O presidente da Câmara dos Deputados, Hugo Motta (Republicanos-PB), afirmou nesta segunda-feira (19) que os bancos devem participar do debate sobre o projeto de lei que isenta do Imposto de Renda pessoas com renda mensal de até R\$ 5 mil. A declaração foi feita após reunião com dirigentes da Federação Brasileira de Bancos (Febraban) e da Confederação Nacional das Instituições Financeiras (CNF), em São Paulo.

Durante o encontro, Motta sugeriu que a Febraban seja convidada a apresentar, formalmente, as posições do setor bancário à comissão responsável pela análise da proposta. “Sugerimos que a Febraban vá até a comissão para apresentar o ponto de vista dos bancos e também propor alternativas de compensação para essa medida, que deve beneficiar mais de 10 milhões de brasileiros”, afirmou.

O presidente-executivo da Febraban, Isaac Sidney, disse que os bancos estão dispostos a colaborar com sugestões de compensação para a renúncia fiscal. Participaram da reunião executivos de 20 instituições financeiras que compõem o Conselho Diretor da entidade.

Sidney destacou que algumas emendas ao projeto propõem elevar a Contribuição Social sobre o Lucro Líquido (CSLL) das instituições financeiras como forma de compensação. No entanto, alertou que outras alternativas devem ser consideradas para evitar o encarecimento do crédito ao consumidor. “Não estamos defendendo isenções ou vantagens ao setor, apenas que o custo do crédito não seja prejudicado”, declarou.

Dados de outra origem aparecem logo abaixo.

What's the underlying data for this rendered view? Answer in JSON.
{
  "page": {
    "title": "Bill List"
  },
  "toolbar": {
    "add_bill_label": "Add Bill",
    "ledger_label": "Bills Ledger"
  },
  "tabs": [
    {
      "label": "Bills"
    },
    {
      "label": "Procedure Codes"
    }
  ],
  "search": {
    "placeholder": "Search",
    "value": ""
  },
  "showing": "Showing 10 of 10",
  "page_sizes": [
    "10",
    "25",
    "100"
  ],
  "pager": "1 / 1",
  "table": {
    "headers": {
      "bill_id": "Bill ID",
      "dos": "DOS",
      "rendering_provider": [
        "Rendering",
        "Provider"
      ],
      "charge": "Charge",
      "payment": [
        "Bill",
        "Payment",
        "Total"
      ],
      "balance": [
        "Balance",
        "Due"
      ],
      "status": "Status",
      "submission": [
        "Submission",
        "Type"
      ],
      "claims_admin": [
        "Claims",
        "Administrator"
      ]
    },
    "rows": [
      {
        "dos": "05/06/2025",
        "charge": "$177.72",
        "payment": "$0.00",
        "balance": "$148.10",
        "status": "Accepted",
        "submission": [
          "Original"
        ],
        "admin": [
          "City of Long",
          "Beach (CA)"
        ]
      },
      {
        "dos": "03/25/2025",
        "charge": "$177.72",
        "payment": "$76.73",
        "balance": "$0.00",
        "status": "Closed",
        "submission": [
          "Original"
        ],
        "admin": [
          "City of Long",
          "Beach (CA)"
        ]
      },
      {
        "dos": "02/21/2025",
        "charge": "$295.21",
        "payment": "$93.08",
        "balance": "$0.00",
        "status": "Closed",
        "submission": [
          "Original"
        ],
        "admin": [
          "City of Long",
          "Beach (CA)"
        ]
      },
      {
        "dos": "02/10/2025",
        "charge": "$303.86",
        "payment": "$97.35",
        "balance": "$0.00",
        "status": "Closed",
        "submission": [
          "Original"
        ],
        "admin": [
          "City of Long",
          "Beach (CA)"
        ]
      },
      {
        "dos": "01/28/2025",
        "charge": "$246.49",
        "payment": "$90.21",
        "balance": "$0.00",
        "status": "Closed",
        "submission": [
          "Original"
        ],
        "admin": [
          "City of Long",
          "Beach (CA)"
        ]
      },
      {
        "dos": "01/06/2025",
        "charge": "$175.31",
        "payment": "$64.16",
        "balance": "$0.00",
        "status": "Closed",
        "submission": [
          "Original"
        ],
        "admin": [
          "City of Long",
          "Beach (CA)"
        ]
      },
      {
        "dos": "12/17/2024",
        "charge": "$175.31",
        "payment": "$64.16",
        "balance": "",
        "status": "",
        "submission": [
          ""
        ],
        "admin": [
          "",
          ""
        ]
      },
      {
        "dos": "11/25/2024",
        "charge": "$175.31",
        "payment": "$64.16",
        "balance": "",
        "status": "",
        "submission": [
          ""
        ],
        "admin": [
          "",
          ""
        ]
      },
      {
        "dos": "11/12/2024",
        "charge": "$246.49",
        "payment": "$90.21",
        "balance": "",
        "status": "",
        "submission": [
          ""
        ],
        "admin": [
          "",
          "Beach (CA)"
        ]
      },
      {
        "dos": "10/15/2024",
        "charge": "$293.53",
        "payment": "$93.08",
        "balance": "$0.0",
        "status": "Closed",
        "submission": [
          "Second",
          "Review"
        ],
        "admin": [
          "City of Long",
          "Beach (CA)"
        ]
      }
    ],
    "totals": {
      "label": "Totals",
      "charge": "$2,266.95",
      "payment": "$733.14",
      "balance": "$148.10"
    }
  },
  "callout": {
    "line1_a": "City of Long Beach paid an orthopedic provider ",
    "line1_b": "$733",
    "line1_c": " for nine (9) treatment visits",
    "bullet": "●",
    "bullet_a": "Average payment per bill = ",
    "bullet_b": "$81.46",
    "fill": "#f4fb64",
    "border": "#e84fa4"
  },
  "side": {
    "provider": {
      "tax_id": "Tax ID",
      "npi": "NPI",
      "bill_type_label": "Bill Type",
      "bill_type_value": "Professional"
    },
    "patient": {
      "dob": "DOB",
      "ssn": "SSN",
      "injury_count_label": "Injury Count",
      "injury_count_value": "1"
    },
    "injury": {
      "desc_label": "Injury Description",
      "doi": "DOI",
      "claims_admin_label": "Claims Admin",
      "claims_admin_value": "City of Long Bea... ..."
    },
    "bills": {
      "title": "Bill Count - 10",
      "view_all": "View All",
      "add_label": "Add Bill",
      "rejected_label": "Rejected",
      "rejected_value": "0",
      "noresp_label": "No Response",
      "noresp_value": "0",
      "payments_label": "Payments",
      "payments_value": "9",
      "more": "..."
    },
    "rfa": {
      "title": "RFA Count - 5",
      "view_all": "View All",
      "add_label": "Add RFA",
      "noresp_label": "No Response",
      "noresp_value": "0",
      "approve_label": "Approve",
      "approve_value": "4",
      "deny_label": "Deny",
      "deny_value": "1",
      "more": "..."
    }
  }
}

Hugo Motta evitou estipular prazo para votação do projeto, mas demonstrou confiança no trabalho do relator, deputado Arthur Lira (PP-AL), e na comissão responsável. “Esperamos um texto que seja bom para o país e que possamos até avançar em algo mais estrutural”, afirmou.

Além da pauta tributária, Motta comentou a tramitação de projetos que tratam de fraudes no Instituto Nacional do Seguro Social (INSS). Ele anunciou que o requerimento de urgência para votação de uma dessas propostas será apreciado ainda nesta semana.

A discussão ganhou urgência após a Polícia Federal revelar um esquema criminoso que desviou R$ 6,3 bilhões de aposentados e pensionistas do INSS entre 2019 e 2024. “Não vamos votar esse projeto às pressas, porque ele impacta a vida de milhões de brasileiros. Precisamos de uma legislação eficiente para impedir que fraudes como essa se repitam”, pontuou.

Indagado sobre a criação de uma Comissão Parlamentar de Inquérito (CPI) para apurar o caso, Motta disse que já há número suficiente de assinaturas tanto para uma CPI na Câmara quanto para uma Comissão Parlamentar Mista de Inquérito (CPMI). No entanto, explicou que, no momento, não é possível instalar uma nova CPI na Casa.

“Hoje temos 12 CPIs na fila e, pela regra da Câmara dos Deputados, só é permitido o funcionamento simultâneo de cinco comissões. Com relação à CPMI, a decisão cabe ao presidente do Congresso, senador Davi Alcolumbre”, concluiu.